It is always morbidly fascinating when someone famous makes an idiot of himself, as Professor Stephen Hawking has just done. Seventy-one now, he has had a career at Cambridge University as a theoretical physicist. His book, A Brief History of Time, was a big bestseller written for the general reader, but I must confess that I am too backward at physics to have got beyond a page or two. Hawking suffers from motor neuron disease, and shows great courage in dealing with it, so the public, me included, is on his side. He knows about adversity, then, and as a scientist he also knows about verification.
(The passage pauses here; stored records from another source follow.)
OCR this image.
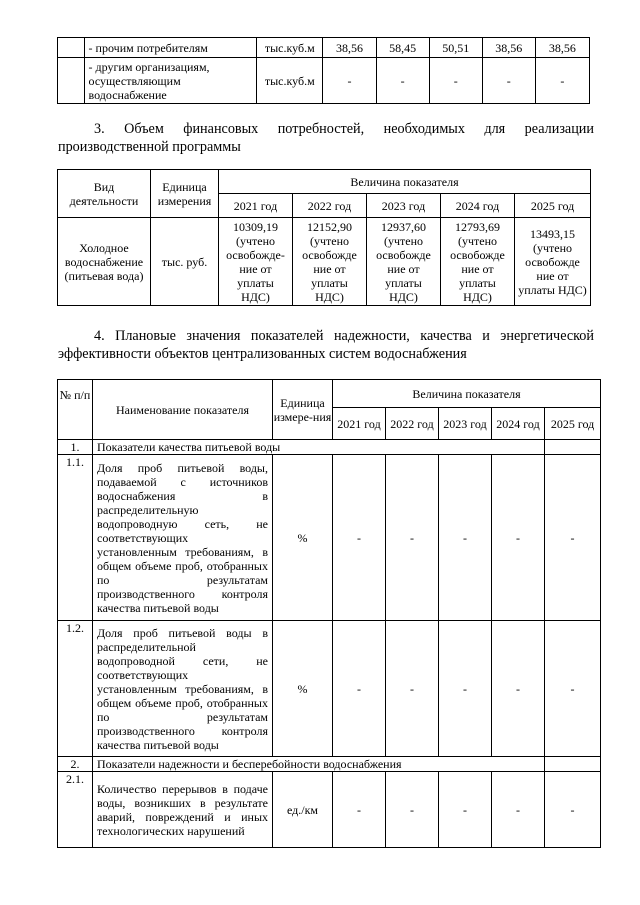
	- прочим потребителям	тыс.куб.м	38,56	58,45	50,51	38,56	38,56
	- другим организациям, осуществляющим водоснабжение	тыс.куб.м	-	-	-	-	-
3. Объем финансовых потребностей, необходимых для реализации производственной программы
Вид деятельности	Единица измерения	Величина показателя				
		2021 год	2022 год	2023 год	2024 год	2025 год
Холодное водоснабжение (питьевая вода)	тыс. руб.	10309,19 (учтено освобожде-ние от уплаты НДС)	12152,90 (учтено освобожде ние от уплаты НДС)	12937,60 (учтено освобожде ние от уплаты НДС)	12793,69 (учтено освобожде ние от уплаты НДС)	13493,15 (учтено освобожде ние от уплаты НДС)
4. Плановые значения показателей надежности, качества и энергетической эффективности объектов централизованных систем водоснабжения
№ п/п	Наименование показателя	Единица измере-ния	Величина показателя				
			2021 год	2022 год	2023 год	2024 год	2025 год
1.	Показатели качества питьевой воды						
1.1.	Доля проб питьевой воды, подаваемой с источников водоснабжения в распределительную водопроводную сеть, не соответствующих установленным требованиям, в общем объеме проб, отобранных по результатам производственного контроля качества питьевой воды	%	-	-	-	-	-
1.2.	Доля проб питьевой воды в распределительной водопроводной сети, не соответствующих установленным требованиям, в общем объеме проб, отобранных по результатам производственного контроля качества питьевой воды	%	-	-	-	-	-
2.	Показатели надежности и бесперебойности водоснабжения						
2.1.	Количество перерывов в подаче воды, возникших в результате аварий, повреждений и иных технологических нарушений	ед./км	-	-	-	-	-
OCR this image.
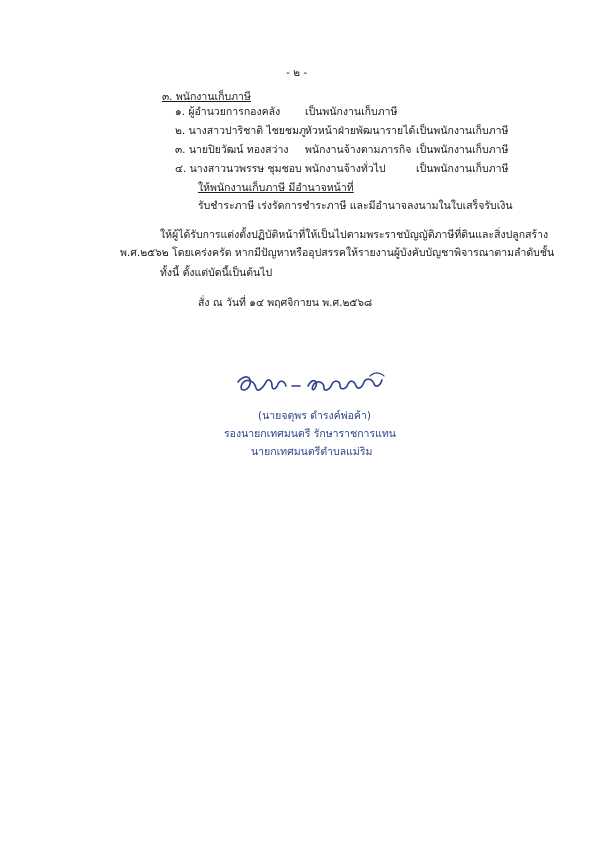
- ๒ -
๓. พนักงานเก็บภาษี
๑. ผู้อำนวยการกองคลัง เป็นพนักงานเก็บภาษี
๒. นางสาวปาริชาติ ไชยชมภู หัวหน้าฝ่ายพัฒนารายได้ เป็นพนักงานเก็บภาษี
๓. นายปิยวัฒน์ ทองสว่าง พนักงานจ้างตามภารกิจ เป็นพนักงานเก็บภาษี
๔. นางสาวนวพรรษ ชุมชอบ พนักงานจ้างทั่วไป	เป็นพนักงานเก็บภาษี
ให้พนักงานเก็บภาษี มีอำนาจหน้าที่
รับชำระภาษี เร่งรัดการชำระภาษี และมีอำนาจลงนามในใบเสร็จรับเงิน
ให้ผู้ได้รับการแต่งตั้งปฏิบัติหน้าที่ให้เป็นไปตามพระราชบัญญัติภาษีที่ดินและสิ่งปลูกสร้าง
พ.ศ.๒๕๖๒ โดยเคร่งครัด หากมีปัญหาหรืออุปสรรคให้รายงานผู้บังคับบัญชาพิจารณาตามลำดับชั้น
ทั้งนี้ ตั้งแต่บัดนี้เป็นต้นไป
สั่ง ณ วันที่ ๑๔ พฤศจิกายน พ.ศ.๒๕๖๘
(นายจตุพร ดำรงค์พ่อค้า)
รองนายกเทศมนตรี รักษาราชการแทน
นายกเทศมนตรีตำบลแม่ริม
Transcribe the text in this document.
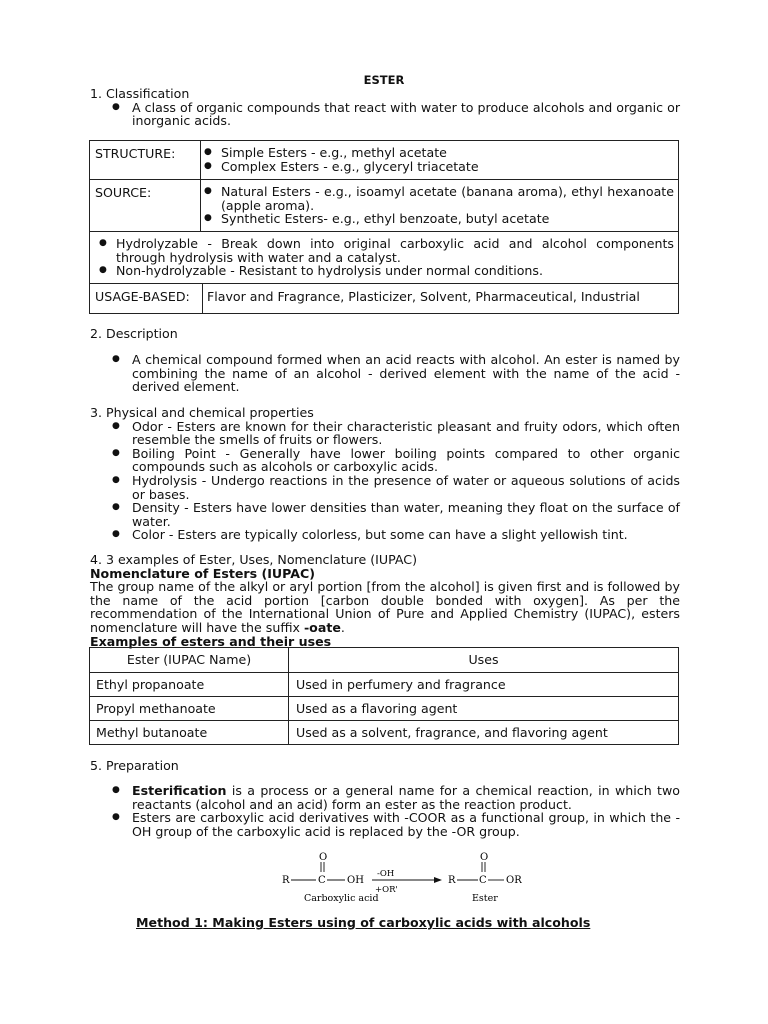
ESTER
1. Classification
● A class of organic compounds that react with water to produce alcohols and organic or inorganic acids.
STRUCTURE:	● Simple Esters - e.g., methyl acetate
● Complex Esters - e.g., glyceryl triacetate
SOURCE:	● Natural Esters - e.g., isoamyl acetate (banana aroma), ethyl hexanoate (apple aroma).
● Synthetic Esters- e.g., ethyl benzoate, butyl acetate
● Hydrolyzable - Break down into original carboxylic acid and alcohol components through hydrolysis with water and a catalyst.
● Non-hydrolyzable - Resistant to hydrolysis under normal conditions.
USAGE-BASED: Flavor and Fragrance, Plasticizer, Solvent, Pharmaceutical, Industrial
2. Description
● A chemical compound formed when an acid reacts with alcohol. An ester is named by combining the name of an alcohol - derived element with the name of the acid - derived element.
3. Physical and chemical properties
● Odor - Esters are known for their characteristic pleasant and fruity odors, which often resemble the smells of fruits or flowers.
● Boiling Point - Generally have lower boiling points compared to other organic compounds such as alcohols or carboxylic acids.
● Hydrolysis - Undergo reactions in the presence of water or aqueous solutions of acids or bases.
● Density - Esters have lower densities than water, meaning they float on the surface of water.
● Color - Esters are typically colorless, but some can have a slight yellowish tint.
4. 3 examples of Ester, Uses, Nomenclature (IUPAC)
Nomenclature of Esters (IUPAC)
The group name of the alkyl or aryl portion [from the alcohol] is given first and is followed by the name of the acid portion [carbon double bonded with oxygen]. As per the recommendation of the International Union of Pure and Applied Chemistry (IUPAC), esters nomenclature will have the suffix -oate.
Examples of esters and their uses
Ester (IUPAC Name)	Uses
Ethyl propanoate	Used in perfumery and fragrance
Propyl methanoate	Used as a flavoring agent
Methyl butanoate	Used as a solvent, fragrance, and flavoring agent
5. Preparation
● Esterification is a process or a general name for a chemical reaction, in which two reactants (alcohol and an acid) form an ester as the reaction product.
● Esters are carboxylic acid derivatives with -COOR as a functional group, in which the -OH group of the carboxylic acid is replaced by the -OR group.
O
R	C OH
Carboxylic acid
-OH
+OR'
O
R C OR
Ester
Method 1: Making Esters using of carboxylic acids with alcohols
In spite of that, he suddenly announces that he is boycotting Israel. He had accepted an invitation to a big conference there, and now has withdrawn on the grounds that Israel denies rights to Palestinians.
A unanimous wave of criticism has hit him. No doubt he’s been naïve.
Politics is not his line. He happily visited China and Iran without making statements about civil rights. He couldn’t communicate at all without a machine containing a chip designed in Israel — so will he boycott himself? His decision seemed more and more inexplicable until it was revealed that as many as 20 academics had lobbied him to stay away from Israel and one of them was Noam Chomsky.
A Brief History of Chomsky would be as impenetrable a book as Hawking’s. American and Jewish himself, he inhabits a mysterious universe in which everything wrong is the fault of Americans and Jews and everything right is to the credit of enemies of Americans and Jews.
Among other inversions of reality he has defended Holocaust denial and genocide in Cambodia. To read his books and journalism is to find oneself at Lewis Carroll’s Mad Hatter’s Tea Party where familiar things and meanings dissolve into a web of fantasy that is seamless. Now and again, I receive letters from strangers who in Chomskyesque style interpret events in a single obsessive dimension, alleging for instance that the Queen of England controls drug trafficking or President Bush organized 9/11. On their own demented terms such fictions are often so consistent that even intelligent people can fall for them, as seems likely to be the case in the Chomsky-Hawking interaction.